OpenCTI-Platform
pycti library has problem with non-ASCII characters
Description
In a stream connector, we use the "self.helper.listen_stream()" function to listen to a stream. The problem is that the data is truncated when a non-ascii character passes through it.
The use case is as follows:
- I send File Observables in a stream.
- Some of my File have non-ascii characters in the "x_opencti_additional_names" field because the file has non-ascii characters in its name.
- The pycti function truncates the response at the non-ASCII character level.
Seen in the stream
Retrieved by my connector
Environment
OCTI 6.2.16
Reproducible Steps
Steps to create the smallest reproducible scenario:
- Create a live stream with the filters "Entity type: File AND label: test-bug".

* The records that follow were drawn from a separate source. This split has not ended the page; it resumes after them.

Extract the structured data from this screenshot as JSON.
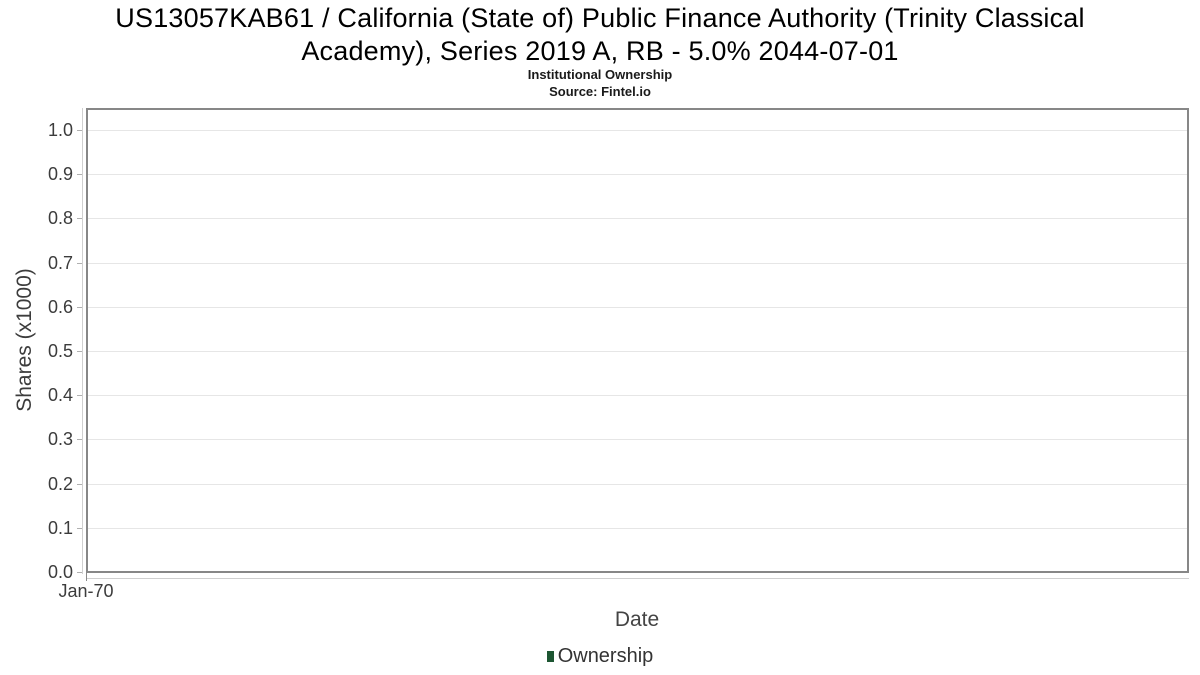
{
  "header": {
    "title_line1": "US13057KAB61 / California (State of) Public Finance Authority (Trinity Classical",
    "title_line2": "Academy), Series 2019 A, RB - 5.0% 2044-07-01",
    "subtitle": "Institutional Ownership",
    "source": "Source: Fintel.io"
  },
  "axes": {
    "x_label": "Date",
    "y_label": "Shares (x1000)",
    "x_tick": "Jan-70"
  },
  "legend": {
    "items": [
      {
        "label": "Ownership",
        "color": "#1d5632"
      }
    ]
  },
  "colors": {
    "plot_border": "#878787",
    "gridline": "#e6e6e6",
    "axis_line": "#d0d0d0",
    "tick_text": "#3c3c3c",
    "series_green": "#1d5632",
    "background": "#ffffff"
  },
  "chart_data": {
    "type": "line",
    "title": "US13057KAB61 / California (State of) Public Finance Authority (Trinity Classical Academy), Series 2019 A, RB - 5.0% 2044-07-01",
    "subtitle": "Institutional Ownership",
    "source": "Source: Fintel.io",
    "xlabel": "Date",
    "ylabel": "Shares (x1000)",
    "x_tick_labels": [
      "Jan-70"
    ],
    "y_tick_labels": [
      "0.0",
      "0.1",
      "0.2",
      "0.3",
      "0.4",
      "0.5",
      "0.6",
      "0.7",
      "0.8",
      "0.9",
      "1.0"
    ],
    "ylim": [
      0.0,
      1.05
    ],
    "grid": true,
    "legend_position": "bottom",
    "series": [
      {
        "name": "Ownership",
        "color": "#1d5632",
        "x": [],
        "values": []
      }
    ]
  }
}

- Create a File with only a MD5 hash (no author, no marking, etc to avoid noise in the stream).
- Run in debug mode a stream connector listening your stream and with a breakpoint to the place where it processes the retrieved data.
- Add in the "name" field of the File: 2020ë ì°êµ¬ ì 문ì ë° ìììë¶ì¼ ê²½ë ¥ì¬ì ì ë° ëª¨ì§ìê°.hwp
- Add the label "test-bug" on the File to send it in the stream.
- Look at the connector side for the data retrieved. -> truncated data
Expected Output
Have the whole data, like what I have in my stream
I remember one case where we was not able to reproduce. If we have a good repro case, we need to fix that :)
@romain-filigran & @Lhorus6 did you manage to reproduce? Is that an issue that we need to handle?
Reproduced this morning with @Megafredo : the issue is that the lib used to read SSE Event truncates the message, i.e. the 'msg.data' content at this line is already truncated (missing closing } for json data) https://github.com/OpenCTI-Platform/client-python/blob/b539fff059434471aead2144b89b66db78c7f9f4/pycti/connector/opencti_connector_helper.py#L631
So I think that the fix must be ahead and done in filigran-sseclient lib.